固定フレームレートで動画を処理するのではなく、モデルが必要な場面を動的に探し、映像・音声・文字起こしを使い分けます。
Google は、トークン消費を最大 88%、コストを最大 66% 削減し、品質を最大 7% 改善すると説明しています。
動画理解の論点は、単に「より長い動画を扱えるようになった」ことではありません。むしろ重要なのは、AI に動画を読ませる設計が、全量投入から目的駆動の探索へ移り始めたことです。
従来の動画分析では、開発者はフレームレートや切り出し方を先に決める必要がありました。1 FPS で十分なのか、細かい動きまで見るために高頻度でサンプリングするのか。その判断を外すと、コストが跳ねるか、重要な瞬間を落とすかのどちらかになります。

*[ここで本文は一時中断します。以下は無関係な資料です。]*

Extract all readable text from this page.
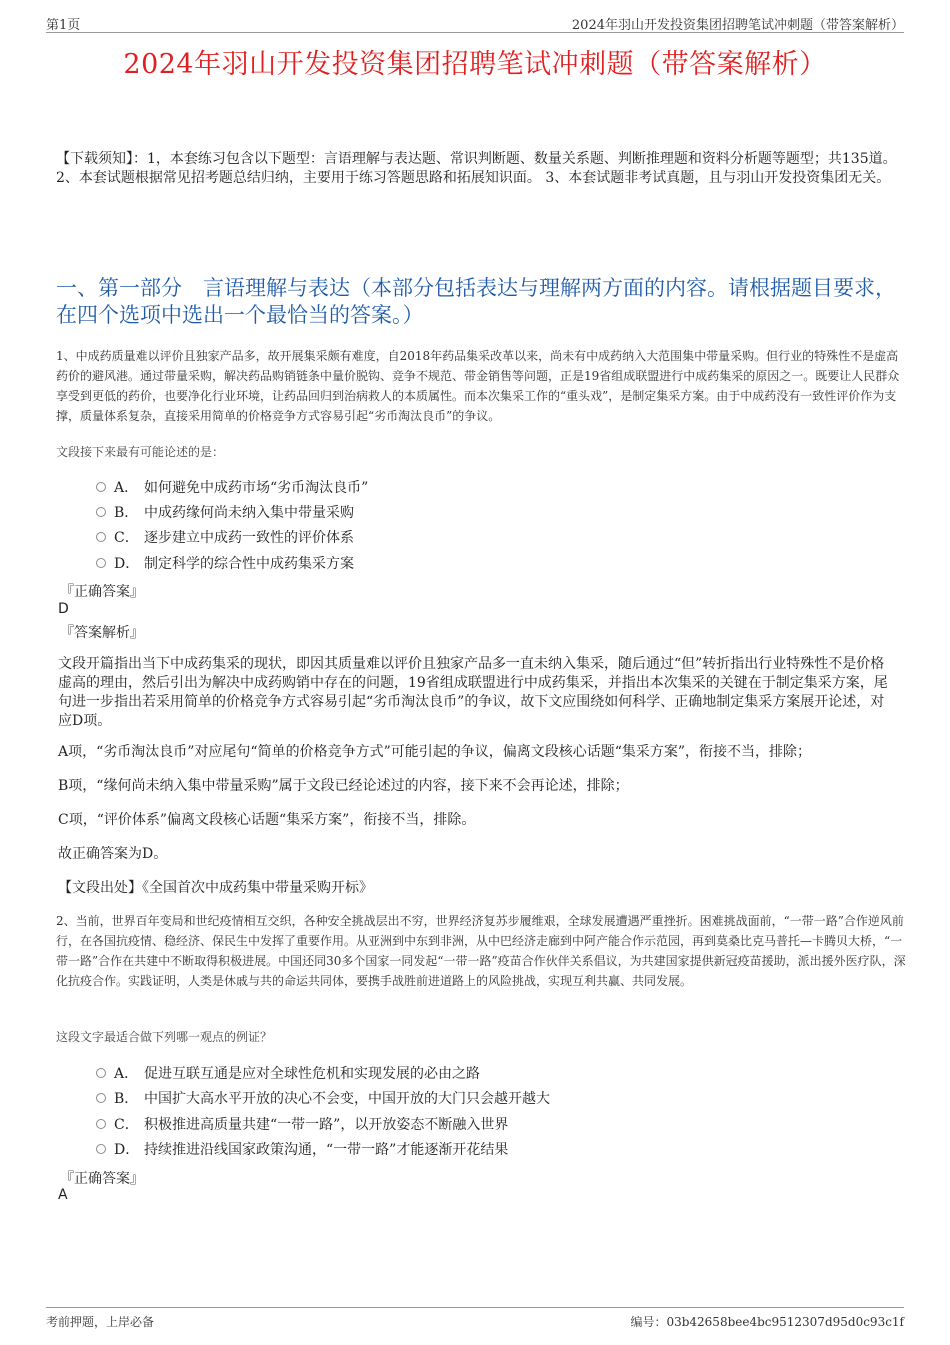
第1页	2024年羽山开发投资集团招聘笔试冲刺题（带答案解析）
2024年羽山开发投资集团招聘笔试冲刺题（带答案解析）
【下载须知】：1，本套练习包含以下题型：言语理解与表达题、常识判断题、数量关系题、判断推理题和资料分析题等题型；共135道。 2、本套试题根据常见招考题总结归纳，主要用于练习答题思路和拓展知识面。 3、本套试题非考试真题，且与羽山开发投资集团无关。
一、第一部分　言语理解与表达（本部分包括表达与理解两方面的内容。请根据题目要求，在四个选项中选出一个最恰当的答案。）
1、中成药质量难以评价且独家产品多，故开展集采颇有难度，自2018年药品集采改革以来，尚未有中成药纳入大范围集中带量采购。但行业的特殊性不是虚高药价的避风港。通过带量采购，解决药品购销链条中量价脱钩、竞争不规范、带金销售等问题，正是19省组成联盟进行中成药集采的原因之一。既要让人民群众享受到更低的药价，也要净化行业环境，让药品回归到治病救人的本质属性。而本次集采工作的“重头戏”，是制定集采方案。由于中成药没有一致性评价作为支撑，质量体系复杂，直接采用简单的价格竞争方式容易引起“劣币淘汰良币”的争议。
文段接下来最有可能论述的是：
A． 如何避免中成药市场“劣币淘汰良币”
B． 中成药缘何尚未纳入集中带量采购
C． 逐步建立中成药一致性的评价体系
D． 制定科学的综合性中成药集采方案
『正确答案』
D
『答案解析』
文段开篇指出当下中成药集采的现状，即因其质量难以评价且独家产品多一直未纳入集采，随后通过“但”转折指出行业特殊性不是价格虚高的理由，然后引出为解决中成药购销中存在的问题，19省组成联盟进行中成药集采，并指出本次集采的关键在于制定集采方案，尾句进一步指出若采用简单的价格竞争方式容易引起“劣币淘汰良币”的争议，故下文应围绕如何科学、正确地制定集采方案展开论述，对应D项。
A项，“劣币淘汰良币”对应尾句“简单的价格竞争方式”可能引起的争议，偏离文段核心话题“集采方案”，衔接不当，排除；
B项，“缘何尚未纳入集中带量采购”属于文段已经论述过的内容，接下来不会再论述，排除；
C项，“评价体系”偏离文段核心话题“集采方案”，衔接不当，排除。
故正确答案为D。
【文段出处】《全国首次中成药集中带量采购开标》
2、当前，世界百年变局和世纪疫情相互交织，各种安全挑战层出不穷，世界经济复苏步履维艰，全球发展遭遇严重挫折。困难挑战面前，“一带一路”合作逆风前行，在各国抗疫情、稳经济、保民生中发挥了重要作用。从亚洲到中东到非洲，从中巴经济走廊到中阿产能合作示范园，再到莫桑比克马普托—卡腾贝大桥，“一带一路”合作在共建中不断取得积极进展。中国还同30多个国家一同发起“一带一路”疫苗合作伙伴关系倡议，为共建国家提供新冠疫苗援助，派出援外医疗队，深化抗疫合作。实践证明，人类是休戚与共的命运共同体，要携手战胜前进道路上的风险挑战，实现互利共赢、共同发展。
这段文字最适合做下列哪一观点的例证？
A． 促进互联互通是应对全球性危机和实现发展的必由之路
B． 中国扩大高水平开放的决心不会变，中国开放的大门只会越开越大
C． 积极推进高质量共建“一带一路”，以开放姿态不断融入世界
D． 持续推进沿线国家政策沟通，“一带一路”才能逐渐开花结果
『正确答案』
A
考前押题，上岸必备	编号：03b42658bee4bc9512307d95d0c93c1f
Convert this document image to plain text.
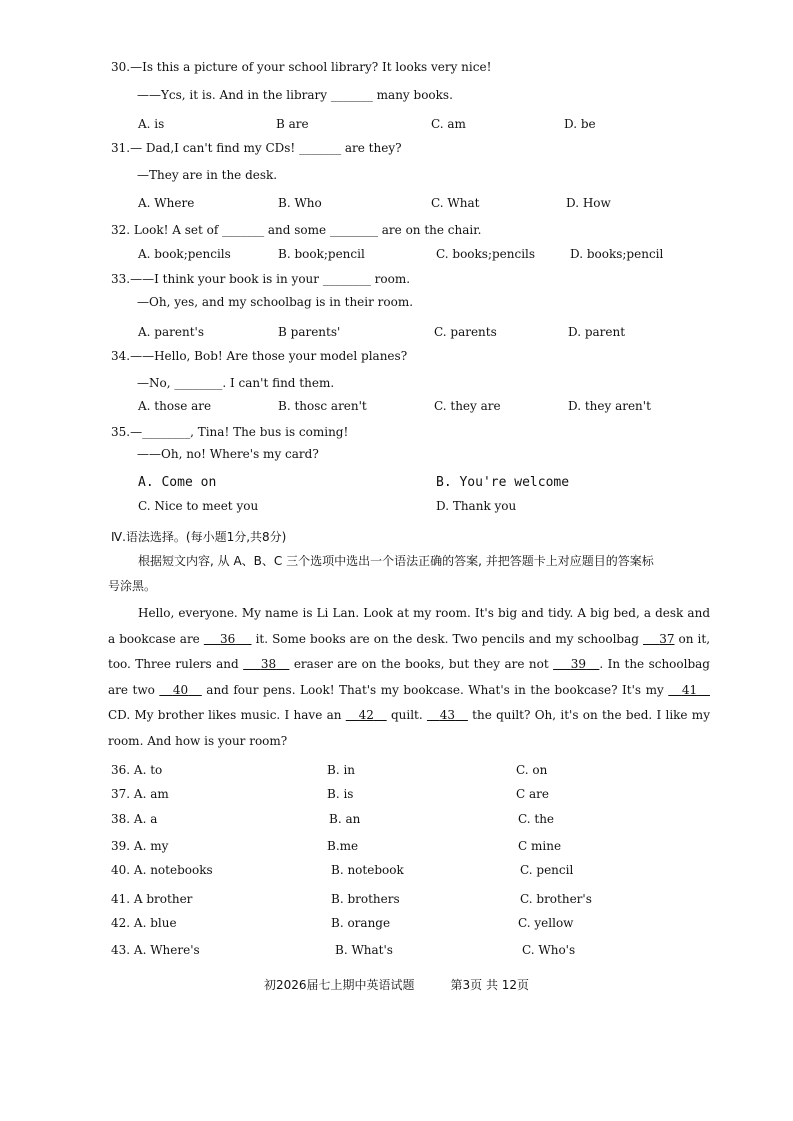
30.—Is this a picture of your school library? It looks very nice!
——Ycs, it is. And in the library _______ many books.
A. is	B are	C. am	D. be
31.— Dad,I can't find my CDs! _______ are they?
—They are in the desk.
A. Where	B. Who	C. What	D. How
32. Look! A set of _______ and some ________ are on the chair.
A. book;pencils	B. book;pencil	C. books;pencils	D. books;pencil
33.——I think your book is in your ________ room.
—Oh, yes, and my schoolbag is in their room.
A. parent's	B parents'	C. parents	D. parent
34.——Hello, Bob! Are those your model planes?
—No, ________. I can't find them.
A. those are	B. thosc aren't	C. they are	D. they aren't
35.—________, Tina! The bus is coming!
——Oh, no! Where's my card?
A. Come on	B. You're welcome
C. Nice to meet you	D. Thank you
Ⅳ.语法选择。(每小题1分,共8分)
根据短文内容, 从 A、B、C 三个选项中选出一个语法正确的答案, 并把答题卡上对应题目的答案标
号涂黑。
Hello, everyone. My name is Li Lan. Look at my room. It's big and tidy. A big bed, a desk and a bookcase are     36     it. Some books are on the desk. Two pencils and my schoolbag     37 on it, too. Three rulers and     38    eraser are on the books, but they are not     39 . In the schoolbag are two    40    and four pens. Look! That's my bookcase. What's in the bookcase? It's my    41    CD. My brother likes music. I have an    42    quilt.    43    the quilt? Oh, it's on the bed. I like my room. And how is your room?
36. A. to	B. in	C. on
37. A. am	B. is	C are
38. A. a	B. an	C. the
39. A. my	B.me	C mine
40. A. notebooks	B. notebook	C. pencil
41. A brother	B. brothers	C. brother's
42. A. blue	B. orange	C. yellow
43. A. Where's	B. What's	C. Who's
初2026届七上期中英语试题　　　第3页 共 12页
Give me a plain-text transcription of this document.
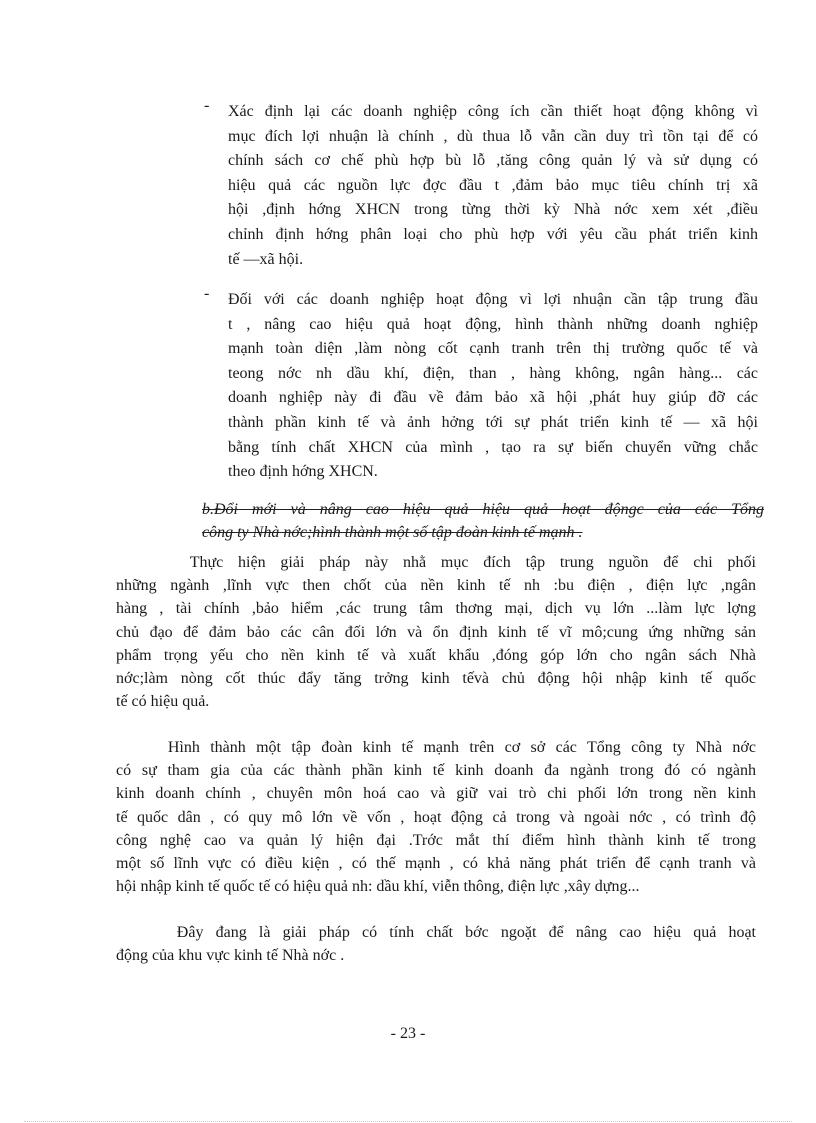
- Xác định lại các doanh nghiệp công ích cần thiết hoạt động không vì
mục đích lợi nhuận là chính , dù thua lỗ vẫn cần duy trì tồn tại để có
chính sách cơ chế phù hợp bù lỗ ,tăng công quản lý và sử dụng có
hiệu quả các nguồn lực đợc đầu t ,đảm bảo mục tiêu chính trị xã
hội ,định hớng XHCN trong từng thời kỳ Nhà nớc xem xét ,điều
chỉnh định hớng phân loại cho phù hợp với yêu cầu phát triển kinh
tế —xã hội.
- Đối với các doanh nghiệp hoạt động vì lợi nhuận cần tập trung đầu
t , nâng cao hiệu quả hoạt động, hình thành những doanh nghiệp
mạnh toàn diện ,làm nòng cốt cạnh tranh trên thị trường quốc tế và
teong nớc nh dầu khí, điện, than , hàng không, ngân hàng... các
doanh nghiệp này đi đầu về đảm bảo xã hội ,phát huy giúp đỡ các
thành phần kinh tế và ảnh hởng tới sự phát triển kinh tế — xã hội
bằng tính chất XHCN của mình , tạo ra sự biến chuyển vững chắc
theo định hớng XHCN.
b.Đổi mới và nâng cao hiệu quả hiệu quả hoạt độngc của các Tổng
công ty Nhà nớc;hình thành một số tập đoàn kinh tế mạnh .
Thực hiện giải pháp này nhằ mục đích tập trung nguồn để chi phối
những ngành ,lĩnh vực then chốt của nền kinh tế nh :bu điện , điện lực ,ngân
hàng , tài chính ,bảo hiểm ,các trung tâm thơng mại, dịch vụ lớn ...làm lực lợng
chủ đạo để đảm bảo các cân đối lớn và ổn định kinh tế vĩ mô;cung ứng những sản
phẩm trọng yếu cho nền kinh tế và xuất khẩu ,đóng góp lớn cho ngân sách Nhà
nớc;làm nòng cốt thúc đẩy tăng trởng kinh tếvà chủ động hội nhập kinh tế quốc
tế có hiệu quả.
Hình thành một tập đoàn kinh tế mạnh trên cơ sở các Tổng công ty Nhà nớc
có sự tham gia của các thành phần kinh tế kinh doanh đa ngành trong đó có ngành
kinh doanh chính , chuyên môn hoá cao và giữ vai trò chi phối lớn trong nền kinh
tế quốc dân , có quy mô lớn về vốn , hoạt động cả trong và ngoài nớc , có trình độ
công nghệ cao va quản lý hiện đại .Trớc mắt thí điểm hình thành kinh tế trong
một số lĩnh vực có điều kiện , có thế mạnh , có khả năng phát triển để cạnh tranh và
hội nhập kinh tế quốc tế có hiệu quả nh: dầu khí, viễn thông, điện lực ,xây dựng...
Đây đang là giải pháp có tính chất bớc ngoặt để nâng cao hiệu quả hoạt
động của khu vực kinh tế Nhà nớc .
- 23 -
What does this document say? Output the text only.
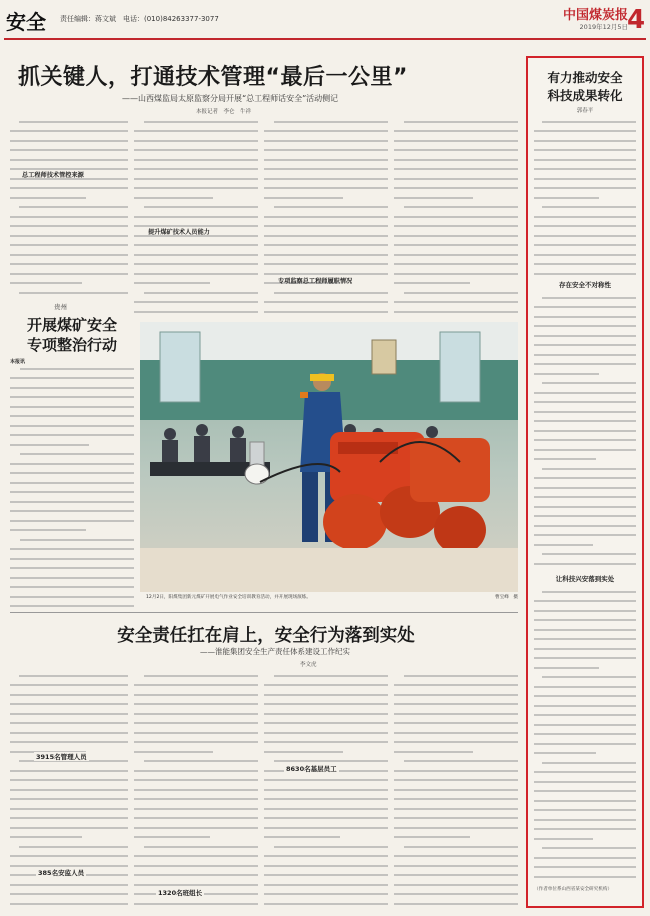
安全 责任编辑：蒋文斌　电话：(010)84263377-3077	中国煤炭报
2019年12月5日
4
抓关键人，打通技术管理“最后一公里”
——山西煤监局太原监察分局开展“总工程师话安全”活动侧记
本报记者　李仑　牛祥
总工程师技术管控来源
提升煤矿技术人员能力
专项监察总工程师履职情况
贵州
开展煤矿安全
专项整治行动
本报讯
12月2日，阳煤集团新元煤矿开展电气作业安全培训教育活动，并开展现场演练。	曹宝峰　摄
安全责任扛在肩上，安全行为落到实处
——淮能集团安全生产责任体系建设工作纪实
李文虎
3915名管理人员
385名安监人员
1320名班组长
8630名基层员工
有力推动安全
科技成果转化
郭春平
存在安全不对称性
让科技兴安落到实处
（作者单位系山西省某安全研究机构）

今回の agentic video understanding は、この前処理の一部をモデル側に寄せます。質問に応じて、どの区間を見るべきか、どの速度で見るべきか、映像・音声・ transcript のどれを使うべきかをモデルが選びます。開発者にとっては、動画理解アプリケーションを作るときの設計単位が変わります。動画を小さく砕いて渡す実装から、モデルに探索の余地を与える実装へ近づくからです。
この変化が効くのは、長尺動画です。講義、会議録画、製品デモ、監視映像、サポート動画のように、全体の大半は直接の答えに関係しないが、どこかに重要な瞬間があるコンテンツでは、全フレームを均等に処理する発想は相性が悪い。必要な場面だけを再確認できるなら、コスト削減は単なる節約ではなく、これまで採算が合わなかった用途を実装候補に戻す意味を持ちます。
もちろん、これは万能化のニュースではありません。モデルが「どこを見るか」を決める以上、見落としや探索方針の偏りをどう検証するかは残ります。特に異常検知や監査用途では、コスト効率だけで採用判断をしてはいけません。サンプリングの透明性、再現性、失敗時の説明可能性を含めて評価する必要があります。
それでも、実務上の機会は大きいです。動画を扱う AI 機能は、これまで入力サイズとコストの制約で PoC 止まりになりがちでした。今回の方向性は、長尺メディアを「一度に全部理解させる対象」ではなく、「目的に応じて探索する情報空間」として扱うものです。
動画AIの導入判断では、モデルの精度だけでなく、探索の設計をどこまでモデルに任せるかが新しい検討軸になります。そこをうまく切り分けられるチームほど、動画データを検索・分析・業務支援に使う余地を広げられそうです。